Crypto Arbitrage

Resources

Introduction

Arbitrage is the simultaneous purchase and sale of an asset for profit. Arbitrage is based on when the law of one price is not upheld, and if arbitrage is consistently occurring the market is not fully efficient.

Large price differences have been observed in historical data between cryptocurrency exchanges. In late 2017 and in the beginning of 2018 the first major bitcoin bull run took place. Liquidity was low and price differences of over $1,000 could be observed between the exchanges. The term “kimchi premium” was coined in 2016 after observations that the price of Bitcoin was higher on exchanges in South Korea compared to exchanges in the US. The premium reached its peak at nearly 55% in early 2018. During the same time when the price difference between the US and Korea was 20% in fiat currency, it was only 3% on average on the same exchanges between Bitcoin-Ethereum.

The literature shows that cryptocurrency markets have become more efficient since 2018, but there are still price differences between exchanges.

Types of arbitrage on centralized exchanges

The reason why there still exists price differences after the use of these methods is because there are frictions in the systems such as transaction fees, transaction time delays between exchanges, KYC and regional registration obstacles, liquidity constraints, volatility, and so on. The question is if one is able to capitalize on the price differences?

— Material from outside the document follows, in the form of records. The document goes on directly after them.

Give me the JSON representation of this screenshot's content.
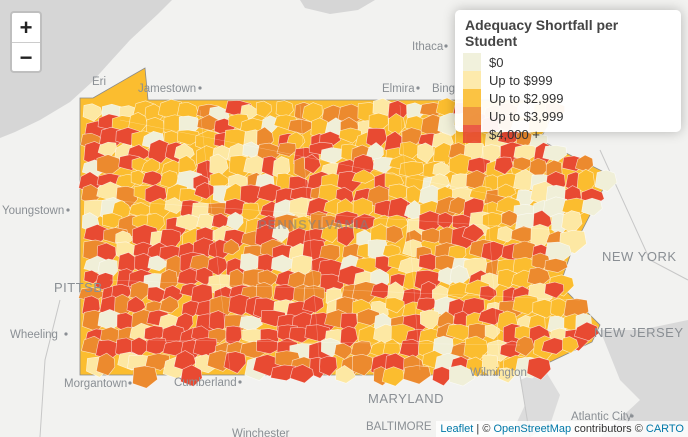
{
  "map": {
    "cities": [
      {
        "id": "ithaca",
        "name": "Ithaca"
      },
      {
        "id": "elmira",
        "name": "Elmira"
      },
      {
        "id": "binghamton",
        "name": "Bing"
      },
      {
        "id": "erie",
        "name": "Eri"
      },
      {
        "id": "jamestown",
        "name": "Jamestown"
      },
      {
        "id": "youngstown",
        "name": "Youngstown"
      },
      {
        "id": "pittsburgh",
        "name": "PITTSB"
      },
      {
        "id": "wheeling",
        "name": "Wheeling"
      },
      {
        "id": "morgantown",
        "name": "Morgantown"
      },
      {
        "id": "cumberland",
        "name": "Cumberland"
      },
      {
        "id": "wilmington",
        "name": "Wilmington"
      },
      {
        "id": "atlanticcity",
        "name": "Atlantic City"
      },
      {
        "id": "winchester",
        "name": "Winchester"
      }
    ],
    "regions": [
      {
        "id": "pennsylvania",
        "name": "PENNSYLVANIA"
      },
      {
        "id": "newyork",
        "name": "NEW YORK"
      },
      {
        "id": "newjersey",
        "name": "NEW JERSEY"
      },
      {
        "id": "maryland",
        "name": "MARYLAND"
      },
      {
        "id": "baltimore",
        "name": "BALTIMORE"
      }
    ]
  },
  "zoom": {
    "in_label": "+",
    "out_label": "−"
  },
  "legend": {
    "title": "Adequacy Shortfall per Student",
    "items": [
      {
        "label": "$0",
        "color": "#f0efd8"
      },
      {
        "label": "Up to $999",
        "color": "#fde8a3"
      },
      {
        "label": "Up to $2,999",
        "color": "#fbbd2f"
      },
      {
        "label": "Up to $3,999",
        "color": "#ec8a2e"
      },
      {
        "label": "$4,000 +",
        "color": "#e84a32"
      }
    ]
  },
  "attribution": {
    "leaflet": "Leaflet",
    "sep1": " | © ",
    "osm": "OpenStreetMap",
    "mid": " contributors © ",
    "carto": "CARTO"
  }
}
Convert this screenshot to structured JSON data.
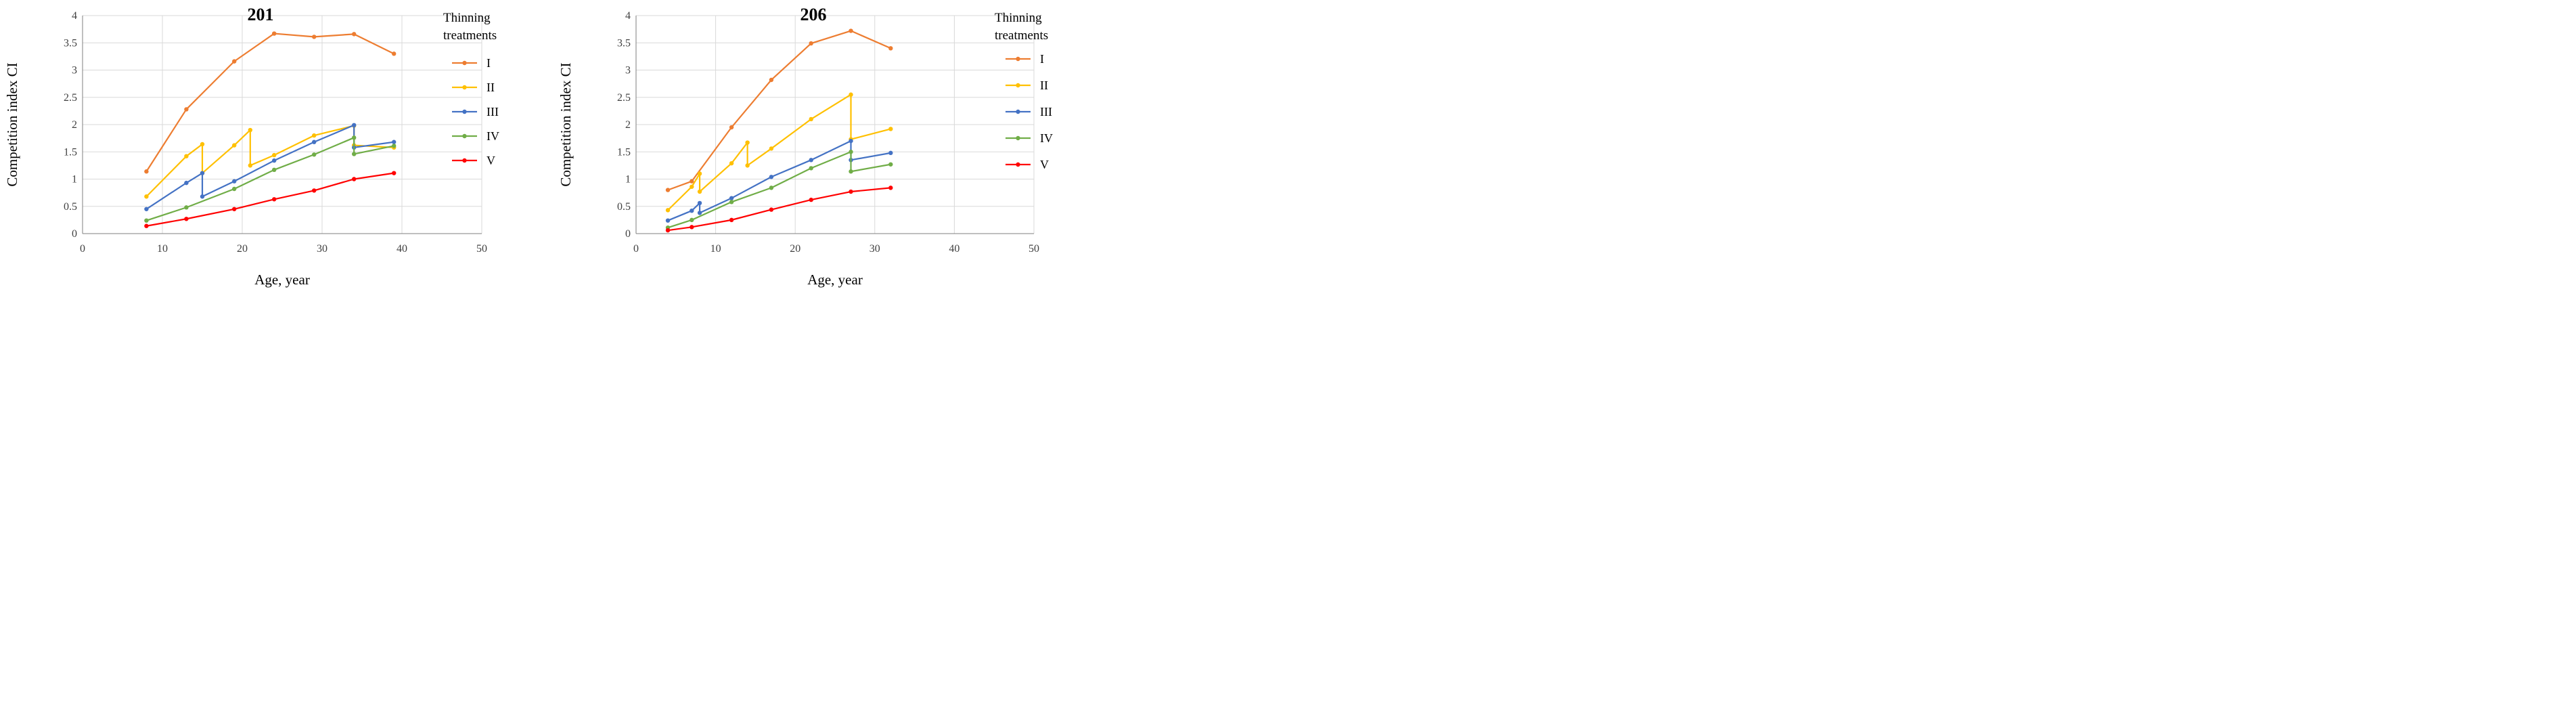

Identify price differences

Most exchanges have both REST APIs for action based calls and Websocket APIs for continuous streaming of data. The Websocket allows us to send a call once and then open up a stream of price data. To get API keys for the exchanges you usually need to register an account. Some exchanges have third party wrappers that can be installed with, e.g, pip.

pip install python-binance

We will use Websockets but if one wants to simply get BTCUSDT price from the API it’s done as,

from binance import Client

client = Client(binance_api_key, binance_api_secret)
btc_price = client.get_symbop_ticker(symbol='BTCUSDT')
print(btc_price)

Using Websockets we can stream data in the following way,

from binance import ThreadedWebsocketManager

def main():

    symbol = 'BTCUSDT'

    twm = ThreadedWebsocketManager(api_key=binance_key, api_secret=binance_secret)
    # start is required to initialise its internal loop
    twm.start()

    def handle_socket_message(msg):
        '''process websocket messages'''
        print(f"message type: {msg['e']}")
        print(msg)

    # subscribe to new stream
    twm.start_symbol_ticker_socket(callback=handle_socket_message, symbol=symbol)

if __name__ == "__main__":
   main()

This can be done for other exchanges as well, and prices can be compared. If this strategy were to be implemented one would further need to look at the order book to see the depth of the market and identify if the trade would be profitable. If the bid (buy) on exchange A is higher than the ask (sell) on exchange B for a sufficient depth of the order book (to avoid slippage) there is an arbitrage opportunity.